I use a ventilator in veterinary medicine which is essentially a compressed air driven bellows, which connect tothe patient. A fixed volume of compressed air (60psi) is admitted via a needle valve to a chamber surrounding the rubber bellows, at a flow rate of maybe 20 lit per min approx. The breath volume delivered over each cycle is therefore an integral of time and flow through the needle valve, which is used to regulate the volume. Simple/cheap system, but frustrating in daily use. Even with clean air a simple needle valve is not an ideal control system, flow tends fluctuate, messing up the setting, and the targeted volume is hard to set accurately and quickly initally.
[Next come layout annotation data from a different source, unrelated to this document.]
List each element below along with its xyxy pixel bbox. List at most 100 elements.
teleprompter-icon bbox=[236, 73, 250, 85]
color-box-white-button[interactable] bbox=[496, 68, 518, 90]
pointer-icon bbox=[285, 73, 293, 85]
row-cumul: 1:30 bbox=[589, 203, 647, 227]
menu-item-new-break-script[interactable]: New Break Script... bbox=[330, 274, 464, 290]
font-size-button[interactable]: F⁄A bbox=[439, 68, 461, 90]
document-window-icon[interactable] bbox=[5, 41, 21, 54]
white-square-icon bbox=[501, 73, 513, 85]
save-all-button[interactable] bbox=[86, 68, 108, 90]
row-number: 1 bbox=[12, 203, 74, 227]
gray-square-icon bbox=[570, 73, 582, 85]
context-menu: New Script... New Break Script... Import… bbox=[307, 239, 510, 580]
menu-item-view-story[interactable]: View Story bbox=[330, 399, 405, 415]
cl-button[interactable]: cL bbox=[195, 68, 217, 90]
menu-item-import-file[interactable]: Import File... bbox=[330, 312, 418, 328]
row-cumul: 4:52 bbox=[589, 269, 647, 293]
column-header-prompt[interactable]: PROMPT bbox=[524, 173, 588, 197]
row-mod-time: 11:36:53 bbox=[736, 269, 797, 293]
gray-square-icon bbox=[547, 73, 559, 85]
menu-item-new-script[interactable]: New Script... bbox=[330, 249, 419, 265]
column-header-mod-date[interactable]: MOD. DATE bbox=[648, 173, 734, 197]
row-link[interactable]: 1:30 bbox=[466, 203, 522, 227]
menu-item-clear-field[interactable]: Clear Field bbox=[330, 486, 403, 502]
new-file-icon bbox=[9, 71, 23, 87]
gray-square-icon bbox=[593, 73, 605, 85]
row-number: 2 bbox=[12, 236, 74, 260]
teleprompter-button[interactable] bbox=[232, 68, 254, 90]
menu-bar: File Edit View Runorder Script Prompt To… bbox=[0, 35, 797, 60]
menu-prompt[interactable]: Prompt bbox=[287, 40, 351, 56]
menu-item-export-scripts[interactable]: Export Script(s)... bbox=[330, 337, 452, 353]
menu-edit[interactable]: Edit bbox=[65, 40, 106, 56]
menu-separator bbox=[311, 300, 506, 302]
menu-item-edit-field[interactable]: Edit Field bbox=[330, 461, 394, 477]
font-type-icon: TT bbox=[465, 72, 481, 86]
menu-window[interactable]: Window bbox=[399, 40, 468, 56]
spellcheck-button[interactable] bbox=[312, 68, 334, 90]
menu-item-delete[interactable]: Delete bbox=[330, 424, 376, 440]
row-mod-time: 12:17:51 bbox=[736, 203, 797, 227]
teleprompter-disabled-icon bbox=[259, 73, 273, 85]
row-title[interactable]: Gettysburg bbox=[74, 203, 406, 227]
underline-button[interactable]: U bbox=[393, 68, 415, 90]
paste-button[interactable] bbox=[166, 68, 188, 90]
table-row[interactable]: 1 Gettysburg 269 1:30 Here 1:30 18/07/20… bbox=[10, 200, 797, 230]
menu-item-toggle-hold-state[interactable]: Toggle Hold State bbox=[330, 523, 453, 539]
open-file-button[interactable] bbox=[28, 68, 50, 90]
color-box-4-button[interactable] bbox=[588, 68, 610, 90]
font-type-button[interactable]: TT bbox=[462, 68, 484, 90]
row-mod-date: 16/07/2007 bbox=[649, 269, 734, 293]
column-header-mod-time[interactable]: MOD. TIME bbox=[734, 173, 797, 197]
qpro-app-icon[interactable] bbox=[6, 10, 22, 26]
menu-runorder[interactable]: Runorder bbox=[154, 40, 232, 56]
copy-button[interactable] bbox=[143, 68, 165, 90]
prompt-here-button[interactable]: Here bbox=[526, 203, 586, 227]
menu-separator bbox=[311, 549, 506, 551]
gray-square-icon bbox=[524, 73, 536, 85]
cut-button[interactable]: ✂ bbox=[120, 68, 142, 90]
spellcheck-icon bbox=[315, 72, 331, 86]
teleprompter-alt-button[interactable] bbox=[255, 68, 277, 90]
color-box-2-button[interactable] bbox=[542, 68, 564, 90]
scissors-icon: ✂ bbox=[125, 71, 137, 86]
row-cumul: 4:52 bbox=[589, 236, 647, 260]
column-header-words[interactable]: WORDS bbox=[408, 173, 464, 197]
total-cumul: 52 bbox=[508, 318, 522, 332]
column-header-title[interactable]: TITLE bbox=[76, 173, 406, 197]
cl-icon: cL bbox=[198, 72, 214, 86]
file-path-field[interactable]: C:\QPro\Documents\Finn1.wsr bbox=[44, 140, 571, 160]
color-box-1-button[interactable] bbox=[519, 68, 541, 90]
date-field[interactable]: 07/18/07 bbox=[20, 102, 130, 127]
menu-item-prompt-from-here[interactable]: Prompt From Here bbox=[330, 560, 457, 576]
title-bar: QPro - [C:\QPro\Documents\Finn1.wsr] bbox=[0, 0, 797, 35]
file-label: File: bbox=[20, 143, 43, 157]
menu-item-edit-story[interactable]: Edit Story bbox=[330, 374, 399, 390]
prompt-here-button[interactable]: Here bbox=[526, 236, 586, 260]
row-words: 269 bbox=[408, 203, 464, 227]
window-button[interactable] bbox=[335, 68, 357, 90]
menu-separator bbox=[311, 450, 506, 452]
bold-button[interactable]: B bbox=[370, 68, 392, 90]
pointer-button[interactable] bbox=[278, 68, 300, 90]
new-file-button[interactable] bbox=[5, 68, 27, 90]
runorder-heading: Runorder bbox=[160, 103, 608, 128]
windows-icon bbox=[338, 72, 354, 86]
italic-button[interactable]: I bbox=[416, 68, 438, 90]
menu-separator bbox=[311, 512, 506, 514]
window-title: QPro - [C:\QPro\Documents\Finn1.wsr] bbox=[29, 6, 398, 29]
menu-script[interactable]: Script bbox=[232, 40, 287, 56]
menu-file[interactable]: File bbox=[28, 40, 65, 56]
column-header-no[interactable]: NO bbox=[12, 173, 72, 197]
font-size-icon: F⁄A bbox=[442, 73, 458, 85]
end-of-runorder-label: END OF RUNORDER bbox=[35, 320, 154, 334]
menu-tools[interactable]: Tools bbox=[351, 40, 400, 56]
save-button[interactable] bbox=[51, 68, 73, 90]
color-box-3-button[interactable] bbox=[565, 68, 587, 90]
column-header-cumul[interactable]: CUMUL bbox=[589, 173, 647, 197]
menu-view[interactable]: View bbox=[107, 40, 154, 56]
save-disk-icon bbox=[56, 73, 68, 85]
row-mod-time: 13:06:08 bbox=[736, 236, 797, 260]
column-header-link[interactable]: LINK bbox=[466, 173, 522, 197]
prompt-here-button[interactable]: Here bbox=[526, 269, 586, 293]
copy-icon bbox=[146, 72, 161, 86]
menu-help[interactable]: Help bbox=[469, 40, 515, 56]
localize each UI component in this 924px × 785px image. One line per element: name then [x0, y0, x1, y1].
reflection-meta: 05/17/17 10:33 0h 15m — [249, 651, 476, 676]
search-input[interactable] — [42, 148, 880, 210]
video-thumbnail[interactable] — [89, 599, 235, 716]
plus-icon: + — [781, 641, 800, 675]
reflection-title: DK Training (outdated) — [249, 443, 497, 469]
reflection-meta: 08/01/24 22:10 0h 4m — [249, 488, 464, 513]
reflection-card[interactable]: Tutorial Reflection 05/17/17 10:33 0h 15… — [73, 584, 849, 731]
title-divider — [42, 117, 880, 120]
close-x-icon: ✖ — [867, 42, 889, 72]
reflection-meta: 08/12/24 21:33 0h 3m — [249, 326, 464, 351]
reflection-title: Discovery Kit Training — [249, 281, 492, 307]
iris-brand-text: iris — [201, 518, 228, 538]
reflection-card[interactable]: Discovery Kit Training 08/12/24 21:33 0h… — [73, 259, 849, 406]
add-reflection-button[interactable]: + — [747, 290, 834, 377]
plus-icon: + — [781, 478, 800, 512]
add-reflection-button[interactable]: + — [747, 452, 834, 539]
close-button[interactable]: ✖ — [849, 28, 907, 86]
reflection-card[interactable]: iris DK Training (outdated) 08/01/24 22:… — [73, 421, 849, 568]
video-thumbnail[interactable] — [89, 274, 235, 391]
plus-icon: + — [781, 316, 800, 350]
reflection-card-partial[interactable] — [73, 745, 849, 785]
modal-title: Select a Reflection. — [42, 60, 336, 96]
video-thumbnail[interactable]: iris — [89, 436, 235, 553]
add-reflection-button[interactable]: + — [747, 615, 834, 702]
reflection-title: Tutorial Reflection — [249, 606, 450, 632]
To me a better solution would seem to be a small jet rather than a needle valve, the jet being sized reasonably large, and then the airflow regulated down electronically via a PWM solenoid valve. I'd be happy to arrange control of such a thing using a PIC. Wonder how noisy such devices are in use, I guess a loud buzz might be the result. Or maybe someone makes a high precision servo controlled needle valve that might be better than what we have.
I know many will say measure flow and introduce feedback in this system, while this would be great in theory I think the amount of eletronics dev work involved would render a better ventilator off the shelf a cheaper and easier option.
Interested to hear of any high quality gas flow control products that might help improve this system without adding too much complexity.